Four Kenyans injured in Juba as others recount ordeal after rescue
By By ALLY JAMAH and JAMES MBAKA
| December 24th 2013
By ALLY JAMAH and JAMES MBAKA
NAIROBI, KENYA: The Government on Monday said four Kenyans suffered gunshot wounds in Juba during a shootout by security forces.
Foreign Affairs Principal Secretary Karanja Kibicho said the Government will dispatch three planes and buses today to evacuate Kenyans.
He said they are targeting at least 250 Kenyans trapped in Bentiu, the capital the oil-rich Unity State that is under the hands of the rebels.
The PS said evacuating more than 1,000 Kenyans in the flashpoint town of Bor was tricky due to the constant fire that planes are subjected to by rebel forces allied to former Vice President Riek Machar.
But a Kenyan journalist based in Juba indicated that an estimated 30,000 Kenyans in the city are frustrated by what they term as slow process of evacuation by the government.
“We had expected that by now all Kenyans would have been evacuated from Juba, which is relatively safe and accessible to planes.
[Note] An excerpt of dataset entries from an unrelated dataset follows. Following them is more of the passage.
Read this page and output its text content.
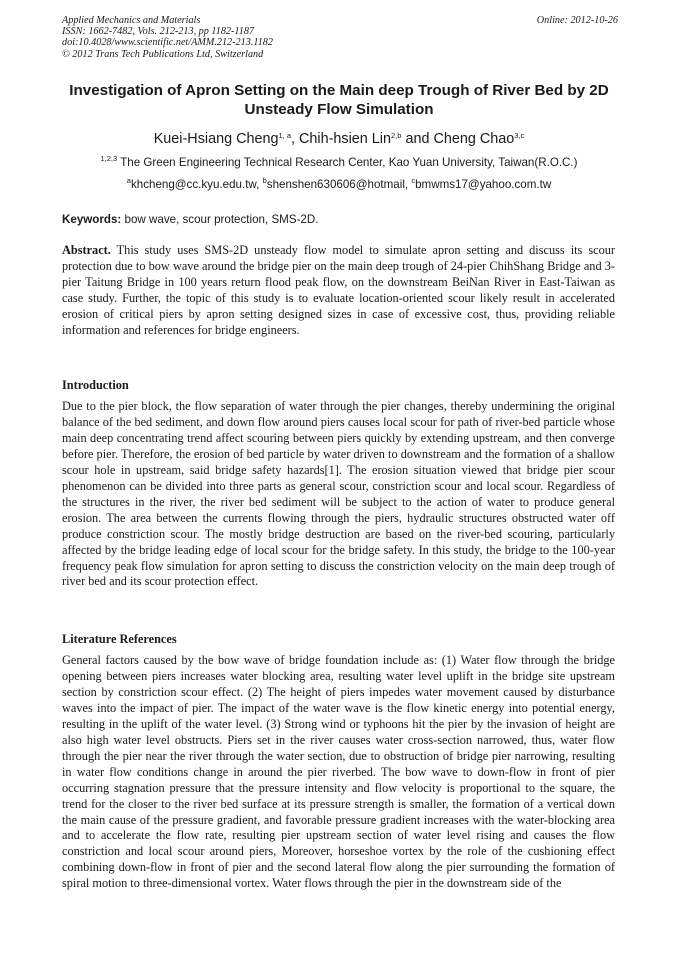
Applied Mechanics and Materials
ISSN: 1662-7482, Vols. 212-213, pp 1182-1187
doi:10.4028/www.scientific.net/AMM.212-213.1182
© 2012 Trans Tech Publications Ltd, Switzerland
Online: 2012-10-26
Investigation of Apron Setting on the Main deep Trough of River Bed by 2D Unsteady Flow Simulation
Kuei-Hsiang Cheng$^{1, a}$, Chih-hsien Lin$^{2,b}$ and Cheng Chao$^{3,c}$
$^{1,2,3}$ The Green Engineering Technical Research Center, Kao Yuan University, Taiwan(R.O.C.)
$^a$khcheng@cc.kyu.edu.tw, $^b$shenshen630606@hotmail, $^c$bmwms17@yahoo.com.tw
Keywords: bow wave, scour protection, SMS-2D.
Abstract. This study uses SMS-2D unsteady flow model to simulate apron setting and discuss its scour protection due to bow wave around the bridge pier on the main deep trough of 24-pier ChihShang Bridge and 3-pier Taitung Bridge in 100 years return flood peak flow, on the downstream BeiNan River in East-Taiwan as case study. Further, the topic of this study is to evaluate location-oriented scour likely result in accelerated erosion of critical piers by apron setting designed sizes in case of excessive cost, thus, providing reliable information and references for bridge engineers.
Introduction
Due to the pier block, the flow separation of water through the pier changes, thereby undermining the original balance of the bed sediment, and down flow around piers causes local scour for path of river-bed particle whose main deep concentrating trend affect scouring between piers quickly by extending upstream, and then converge before pier. Therefore, the erosion of bed particle by water driven to downstream and the formation of a shallow scour hole in upstream, said bridge safety hazards[1]. The erosion situation viewed that bridge pier scour phenomenon can be divided into three parts as general scour, constriction scour and local scour. Regardless of the structures in the river, the river bed sediment will be subject to the action of water to produce general erosion. The area between the currents flowing through the piers, hydraulic structures obstructed water off produce constriction scour. The mostly bridge destruction are based on the river-bed scouring, particularly affected by the bridge leading edge of local scour for the bridge safety. In this study, the bridge to the 100-year frequency peak flow simulation for apron setting to discuss the constriction velocity on the main deep trough of river bed and its scour protection effect.
Literature References
General factors caused by the bow wave of bridge foundation include as: (1) Water flow through the bridge opening between piers increases water blocking area, resulting water level uplift in the bridge site upstream section by constriction scour effect. (2) The height of piers impedes water movement caused by disturbance waves into the impact of pier. The impact of the water wave is the flow kinetic energy into potential energy, resulting in the uplift of the water level. (3) Strong wind or typhoons hit the pier by the invasion of height are also high water level obstructs. Piers set in the river causes water cross-section narrowed, thus, water flow through the pier near the river through the water section, due to obstruction of bridge pier narrowing, resulting in water flow conditions change in around the pier riverbed. The bow wave to down-flow in front of pier occurring stagnation pressure that the pressure intensity and flow velocity is proportional to the square, the trend for the closer to the river bed surface at its pressure strength is smaller, the formation of a vertical down the main cause of the pressure gradient, and favorable pressure gradient increases with the water-blocking area and to accelerate the flow rate, resulting pier upstream section of water level rising and causes the flow constriction and local scour around piers, Moreover, horseshoe vortex by the role of the cushioning effect combining down-flow in front of pier and the second lateral flow along the pier surrounding the formation of spiral motion to three-dimensional vortex. Water flows through the pier in the downstream side of the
But things are not moving as we had expected. The security situation in Juba can deteriorate any moment,” he said.
Yesterday, the national carrier Kenya Airways announced that it had suspended flights to and from Juba between December 24 and 31, leaving many passengers who had booked the flights in rude shock.
And like many Kenyans who moved into the world’s youngest State to eke out a living, Janet Okemwa’s father, a civil engineer, was in South Sudan in search of greener pastures, having left his family in Nairobi.
Three weeks ago, Okemwa travelled to Juba to visit her father but found herself trapped in the middle of the crisis that broke up a week ago.
And her quest for adventure in a foreign country was cut short after war broke out between two factions of soldiers, some loyal to former Vice President Machar who attempted a coup on President Salva Kiir’s government.
“I went there just after completing my KCSE examination. I had not even stayed for long,” said Okemwa who was among the 22 Kenyans evacuated from South Sudan on Saturday.
She recalls nasty scenes of soldiers shooting indiscriminately at people on sight in the fighting that has threatened to plunge the world’s newest nation into civil war.
“I just watched as the soldiers shot two men and killed them on the spot,” she said, too terrified and fearful but joyous to be back at home.
She had great appreciation for local soldiers who secured their way into the airport where they boarded a military plane back to Nairobi.
For Okemwa, she would never want to return to South Sudan after what she saw. “Given a second chance I would never want to go there again. It is just too dangerous. It was so hard. There was a curfew so we had to stay in the house throughout.”
Her father Wilfred Okemwa is a businessman and construction contractor in South Sudan’s Juba and was caught up in the crisis occasioned by renegade soldier which caught them by surprise.
He was among the Kenyans who were rescued and are happy they finally managed to land back home safely.
He said he had investment in the real estate amounting to over Sh100 million within Juba and hopes that peace will prevail in the war-torn country.
Like many other Kenyans and even Sudanese people, they thought South Sudan was finally on its feet enjoying the fruits of peace.
“All the other time it has been peaceful. We have not been having any problems at all. If there was any problem it was usually about some confrontations with policemen. Juba has been okay,” he recalled.
Okemwa hopes that efforts will be made to stop the war, which he described as “nasty and horrible”.
Already Kenya Defence Forces (KDF) dispatched some 4.7 tonnes of relief food and rescued more Kenyans trapped in the war-torn country after President Uhuru Kenyatta ordered them to do so.
On Saturday, Foreign Affairs Cabinet Secretary Amina Mohamed said two Kenyans had been killed and six others injured during the ongoing fighting in Juba and Bor, in the Jonglei state.
Another 1,000 Kenyans have sought refuge at the United Nations Mission compound in Bor and the Kenyan Government wants to bring them back to the country.
Anxiety has already gripped a village in Kisii county that has about 200 people in the war torn country.
“We hope they are okay. I have two sons in Juba but cannot communicate with them. We last talked on Suturday last week,” says Mary Ogembo from Magenche village.